ME 353 Heat Transfer 1

M.M. Yovanovich

P2MT97.MS

Solution of Problem 2 of Midterm Exam, October 1997.

> restart:

System Parameters

> sys:= (D = 6/1000, L = 100/1000, k = 25, h = 65);

(a) System consists of two parts:

1) the insulated part which a rod of length L1 = f L,

2) the convective part which is a fin of length L2 = (1 - f) L.

The resistance of the rod is equal to the resistance of the fin.

(b) The equivalent thermal circuit consists of three temperature

nodes: T0, T1 and Tf where T1 is the temperature at the point

where the rod is in contact with the air. The two resistors which

are in seies are the rod resistance and the fin resistance.

(c) Rrod = Rfin

Define the rod and fin resistances, and the fin parameters.

> eq:= Rrod - Rfin = 0;

> Rrod:= L1/(k*A);

> Rfin:= 1/(sqrt(h*P*k*A)*tanh(m*L2));

> m:= sqrt((h*P)/(k*A));

> L1:= f*L; L2:= (1 - f)*L;

> P:= Pi*D; A:= Pi/4*D^2;

Examine the equation again. This equation is transcendental

because f appears on both sides and it cannot be solved

analytically. Numerical methods are required.

> eq:= eq;

(d) Substitute the system parameters to obtain a numerical

relation which contains the unknown parameter f.
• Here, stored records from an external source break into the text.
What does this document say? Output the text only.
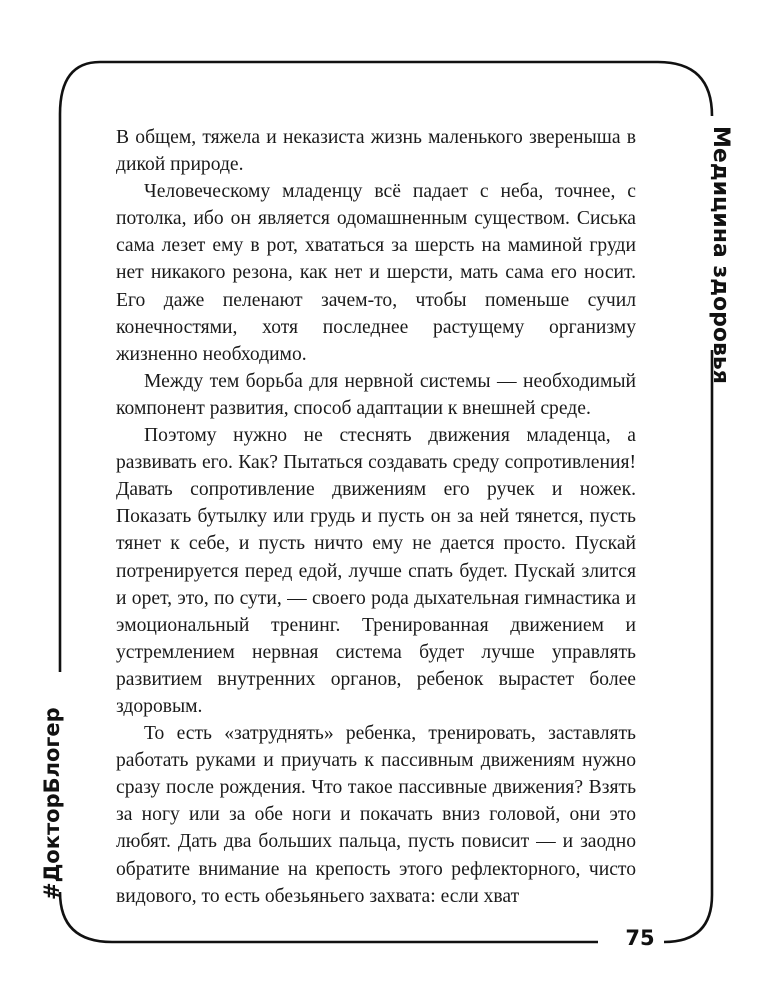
Медицина здоровья
#ДокторБлогер

В общем, тяжела и неказиста жизнь маленького звереныша в дикой природе.

Человеческому младенцу всё падает с неба, точнее, с потолка, ибо он является одомашненным существом. Сиська сама лезет ему в рот, хвататься за шерсть на маминой груди нет никакого резона, как нет и шерсти, мать сама его носит. Его даже пеленают зачем-то, чтобы поменьше сучил конечностями, хотя последнее растущему организму жизненно необходимо.

Между тем борьба для нервной системы — необходимый компонент развития, способ адаптации к внешней среде.

Поэтому нужно не стеснять движения младенца, а развивать его. Как? Пытаться создавать среду сопротивления! Давать сопротивление движениям его ручек и ножек. Показать бутылку или грудь и пусть он за ней тянется, пусть тянет к себе, и пусть ничто ему не дается просто. Пускай потренируется перед едой, лучше спать будет. Пускай злится и орет, это, по сути, — своего рода дыхательная гимнастика и эмоциональный тренинг. Тренированная движением и устремлением нервная система будет лучше управлять развитием внутренних органов, ребенок вырастет более здоровым.

То есть «затруднять» ребенка, тренировать, заставлять работать руками и приучать к пассивным движениям нужно сразу после рождения. Что такое пассивные движения? Взять за ногу или за обе ноги и покачать вниз головой, они это любят. Дать два больших пальца, пусть повисит — и заодно обратите внимание на крепость этого рефлекторного, чисто видового, то есть обезьяньего захвата: если хват

75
> eq_num:= evalf(subs(sys, eq), 8);

This is a transcendental equation which requires a numerical

solution such as Newton-Raphson. The problem does not require

a numerical result.

Maple will be used to find f.

> f1:= fsolve(eq_num, f, 0..1);

The insulated portion is approximately 24% of the total length.